= Faroe-Shetland Basin =

Geological feature
The Faroe-Shetland Basin is a sedimentary basin formed by mainly Mesozoic rifting that lies between the Faroe Islands and the Shetland Islands. It has been the site of hydrocarbon exploration since the 1960s, with many significant oil and gas discoveries, including the Clair oilfield, which had an estimated 8 billion barrels of oil in place before production started, the Schiehallion oilfield and the Lancaster oilfield.

==Geometry==
The Faroe-Shetland Basin is a SW-NE trending rift basin that is divided into several sub-basins with intervening ridges and highs. The geometry is less clear on the northwestern side of the basin due to the presence of thick Late Paleocene flood basalts. Even where the lavas are absent the development of large sill complexes makes seismic imaging at deeper levels difficult.

==Tectonic development==
The first period of rifting identified in the area was during the Devonian as part of the development of the Orcadian Basin. Rocks of this age are known from parts of the Rona Ridge and the Corona Ridge. Rifting appears to have continued into the Carboniferous with rocks of this age also locally preserved above the Devonian.

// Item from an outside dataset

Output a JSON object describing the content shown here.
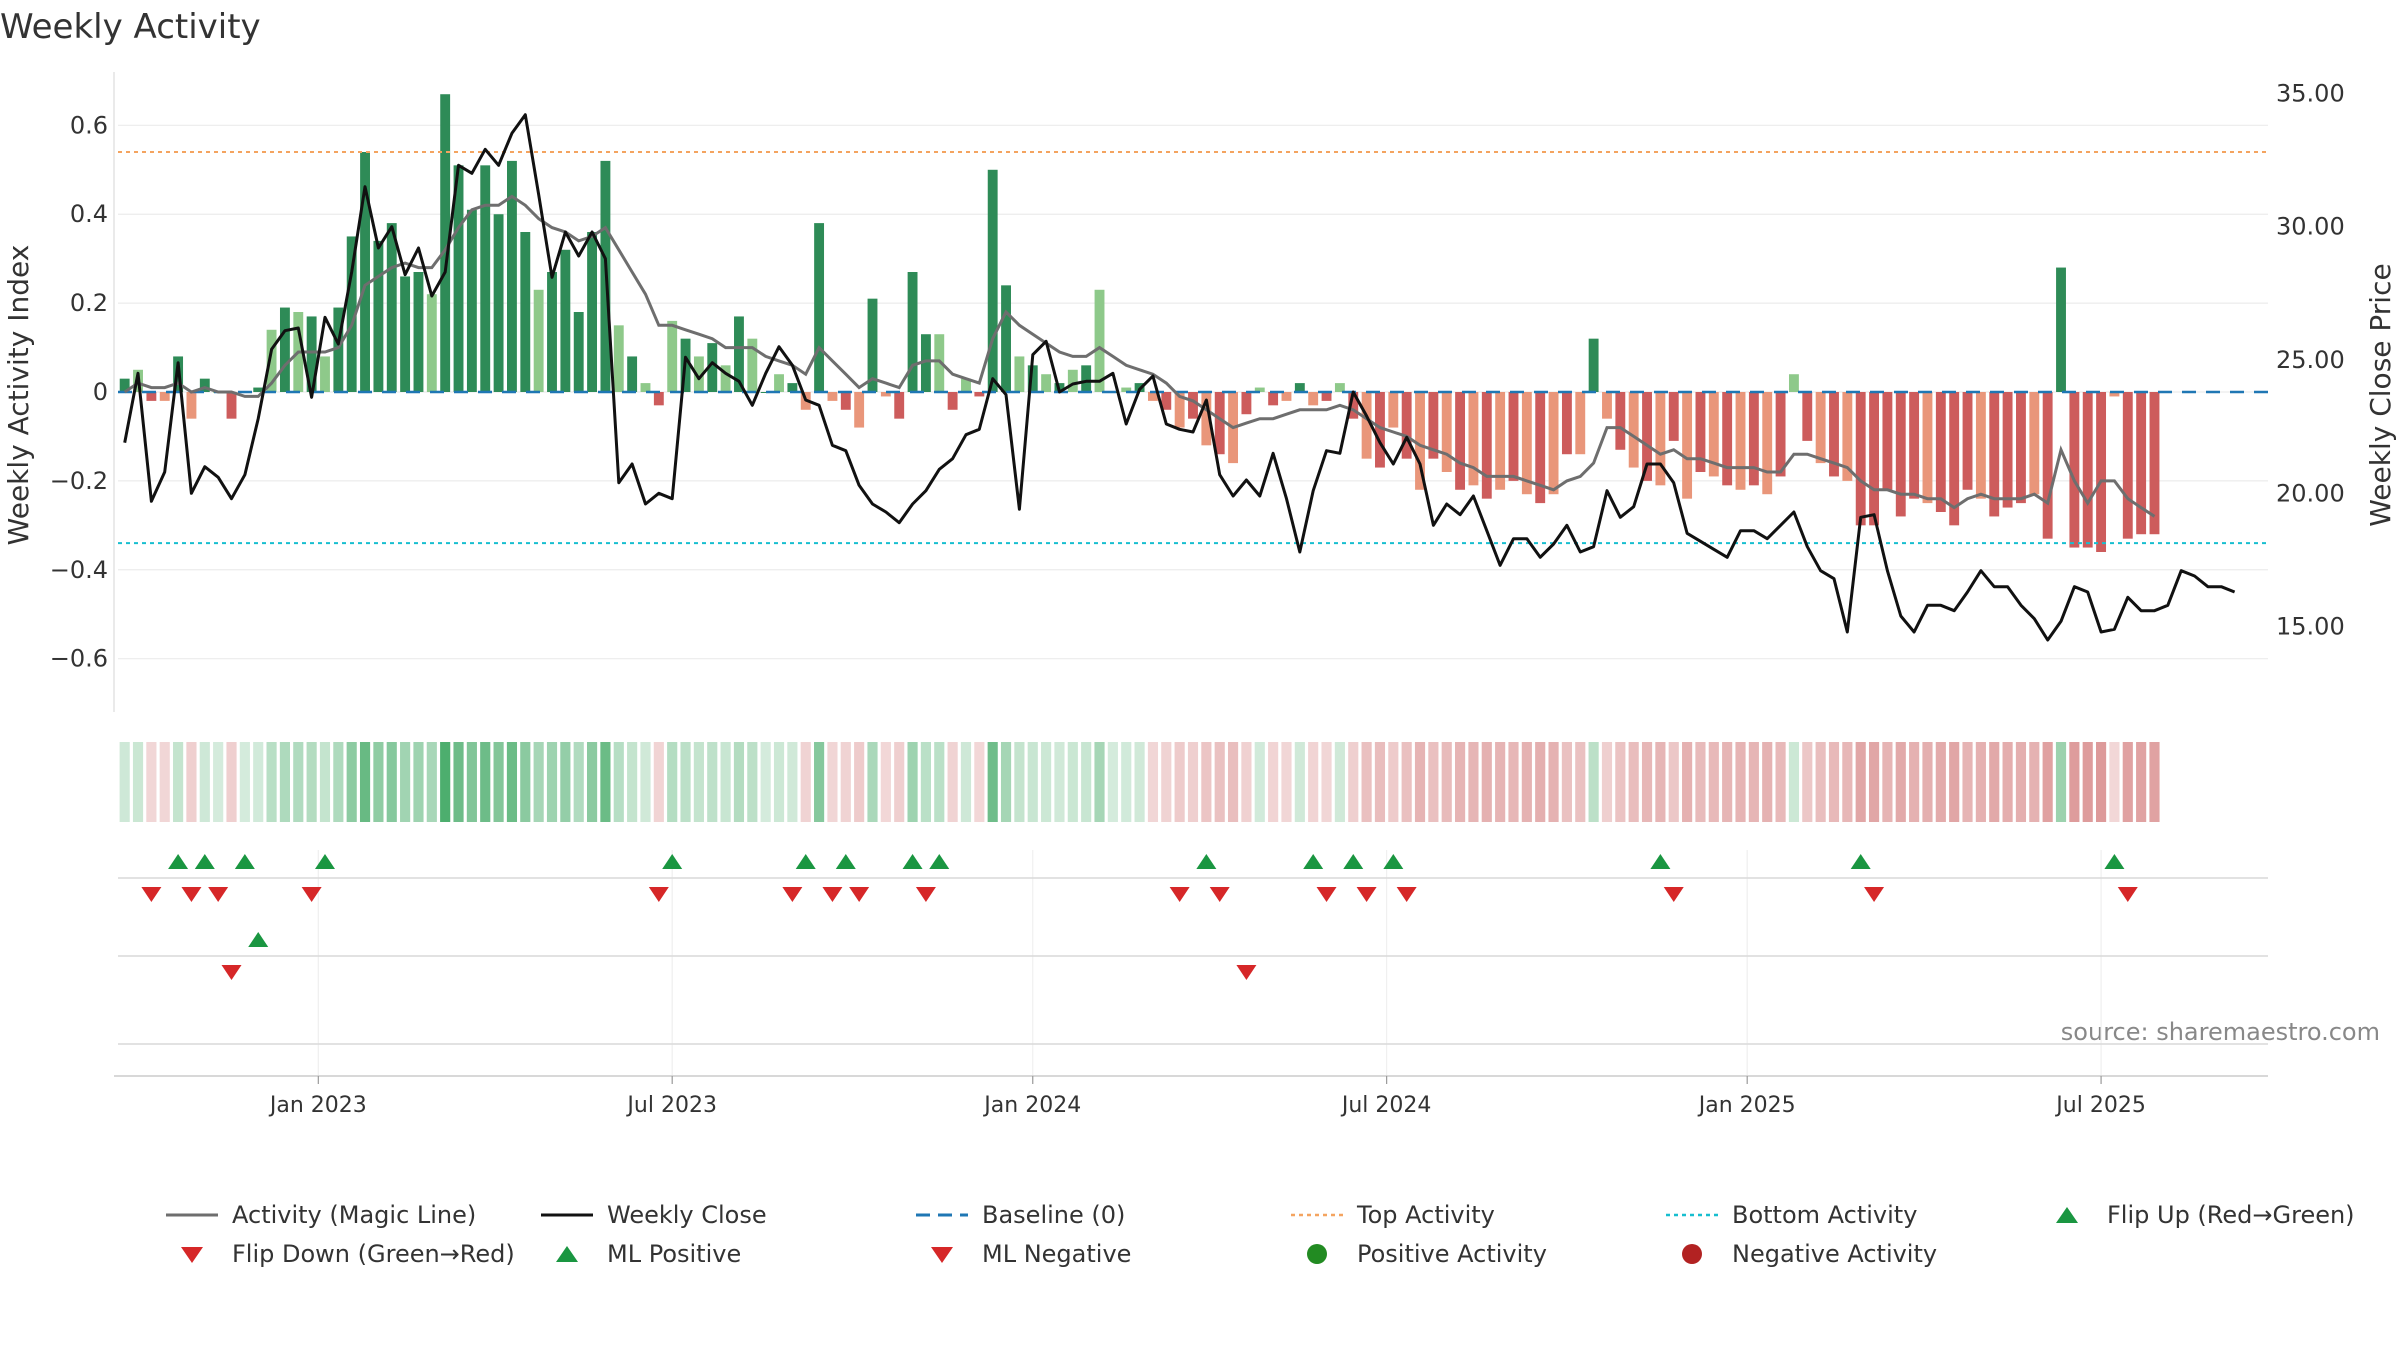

During the Permian to Triassic periods thick sequences of continental deposits were formed in a series of basins, such as the Papa Basin. The main period of rifting started during the Middle Jurassic, continuing into the Late Jurassic and possibly later. It was at this time that the Faroe-Shetland Basin took in its current shape. There was a further episode of rifting during the Late Cretaceous to Paleocene that locally modified the existing basins and formed new depocentres such as the Foinaven Sub-basin. At the end of the Paleocene, the area was affected by magmatism, part of the North Atlantic Igneous Province and a short-lived phase of uplift. The final phase of tectonics was localised inversion during the Eocene to Miocene that generated major anticlines.

==Hydrocarbon exploration==
Hydrocarbons have been discovered in reservoirs of Archean, Devonian, Carboniferous, Triassic, Jurassic, Cretaceous, Paleocene and Eocene age in a mixture of structural and stratigraphic traps.